Look, listen, can you feel it in the air? Spring is the season. It’s a time of renewal, of rejuvenation. Let us put that energy into finding ourselves through art!
- Visit one of the over seventy-five different Art Galleries and Museums in Boston.
- Walk the streets and enjoy Boston’s impressive collection of Public Art. Use the Public Art interactive map, if you would like to make a day of it.
- Walk Boston’s Rose Kennedy Greenway and experience their beautiful Public Art Collection in a natural getaway from the stress and noise of the city.
Art has been around for as long as our collective consciousness can remember. We have learned so much about our own history by studying the earliest forms of art that our ancestors made. By making art, they were able to take their subjective experiences of the world and translate them into the objective world.
Through this process, they were able to gain more and more sentience over time. They learned how to analyze and perceive symbols and how to create formidable experiences and tangible realities. They were actively creating experiences that they could share, and realities that they could affirm. Through art, we can connect with other people and we can create a physical manifestation of our relationship to the world.
The Museum of Fine Arts has a collection called Art of the Ancient World, which holds pieces from 6500 BC to 600 AD. This is a great place to start if you are new to viewing art. Here, you can observe thousands of years of art history, just by walking from room to room. It is important to know where art comes from. By putting it into a historical context we can see how much we depend on it and how we always have.

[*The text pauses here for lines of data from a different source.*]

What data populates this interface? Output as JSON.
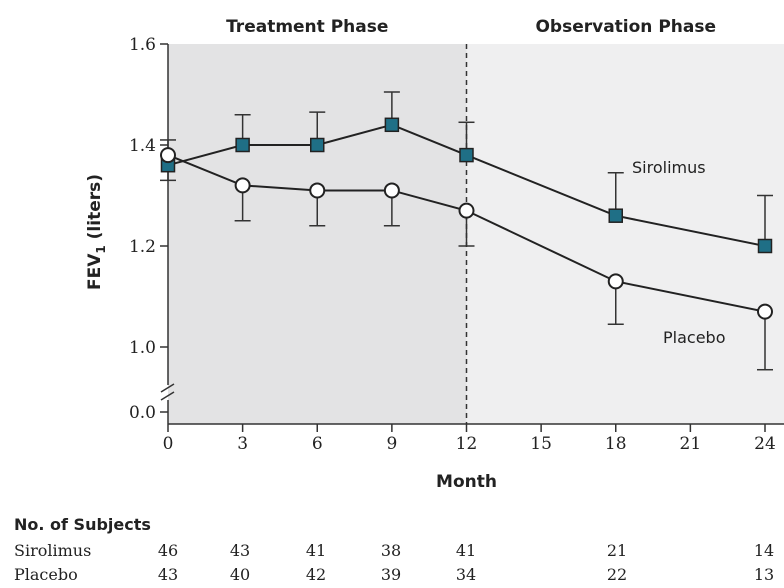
{
  "chart_data": {
    "type": "line",
    "xlabel": "Month",
    "ylabel": "FEV",
    "ylabel_sub": "1",
    "ylabel_unit": " (liters)",
    "phases": [
      {
        "label": "Treatment Phase",
        "x_start": 0,
        "x_end": 12
      },
      {
        "label": "Observation Phase",
        "x_start": 12,
        "x_end": 24
      }
    ],
    "x_ticks": [
      0,
      3,
      6,
      9,
      12,
      15,
      18,
      21,
      24
    ],
    "y_ticks": [
      "0.0",
      "1.0",
      "1.2",
      "1.4",
      "1.6"
    ],
    "y_axis_break": true,
    "xlim": [
      0,
      24
    ],
    "ylim": [
      0.87,
      1.6
    ],
    "series": [
      {
        "name": "Sirolimus",
        "marker": "square",
        "marker_color": "#1f6f86",
        "x": [
          0,
          3,
          6,
          9,
          12,
          18,
          24
        ],
        "y": [
          1.36,
          1.4,
          1.4,
          1.44,
          1.38,
          1.26,
          1.2
        ],
        "err": [
          0.05,
          0.06,
          0.065,
          0.065,
          0.065,
          0.085,
          0.1
        ]
      },
      {
        "name": "Placebo",
        "marker": "circle",
        "marker_color": "#ffffff",
        "x": [
          0,
          3,
          6,
          9,
          12,
          18,
          24
        ],
        "y": [
          1.38,
          1.32,
          1.31,
          1.31,
          1.27,
          1.13,
          1.07
        ],
        "err": [
          0.05,
          0.07,
          0.07,
          0.07,
          0.07,
          0.085,
          0.115
        ]
      }
    ],
    "subjects_table": {
      "title": "No. of Subjects",
      "x": [
        0,
        3,
        6,
        9,
        12,
        18,
        24
      ],
      "rows": [
        {
          "label": "Sirolimus",
          "values": [
            "46",
            "43",
            "41",
            "38",
            "41",
            "21",
            "14"
          ]
        },
        {
          "label": "Placebo",
          "values": [
            "43",
            "40",
            "42",
            "39",
            "34",
            "22",
            "13"
          ]
        }
      ]
    }
  }
}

The MFA gives gallery tours, classes, and lectures that are open to the public. Visiting the museum is free on Wednesdays, however donations are much appreciated.
Today art is fresh. Art is new, it’s exciting. It’s passionate, it is all the things that it always has been, but so much more. We have created a symbiotic relationship with art and we grow with art together in parallel.

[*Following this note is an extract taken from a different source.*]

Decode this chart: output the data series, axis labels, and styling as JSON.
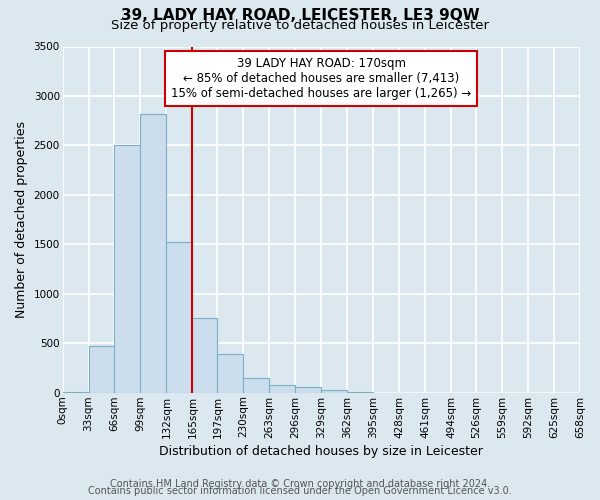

However, we have been taking art for granted recently. We have failed to maintain an broader understanding of why art is necessary. In fact, it is more necessary now than it has ever been. Now, there is a danger of losing touch with and losing our grip on both our shared cultural identities and our individual identities, as we lose our rights to free speech and expression, and our rights to peacefully assemble and come up with new and terrific ideas.
In difficult times we must not let art die. We cannot be afraid to keep creating, we must create more. We must think more, and experience more. We need to interact with each other, and go out and see the world together. We can never forget who we are or where we came from, that we are all just children in a sandbox after all.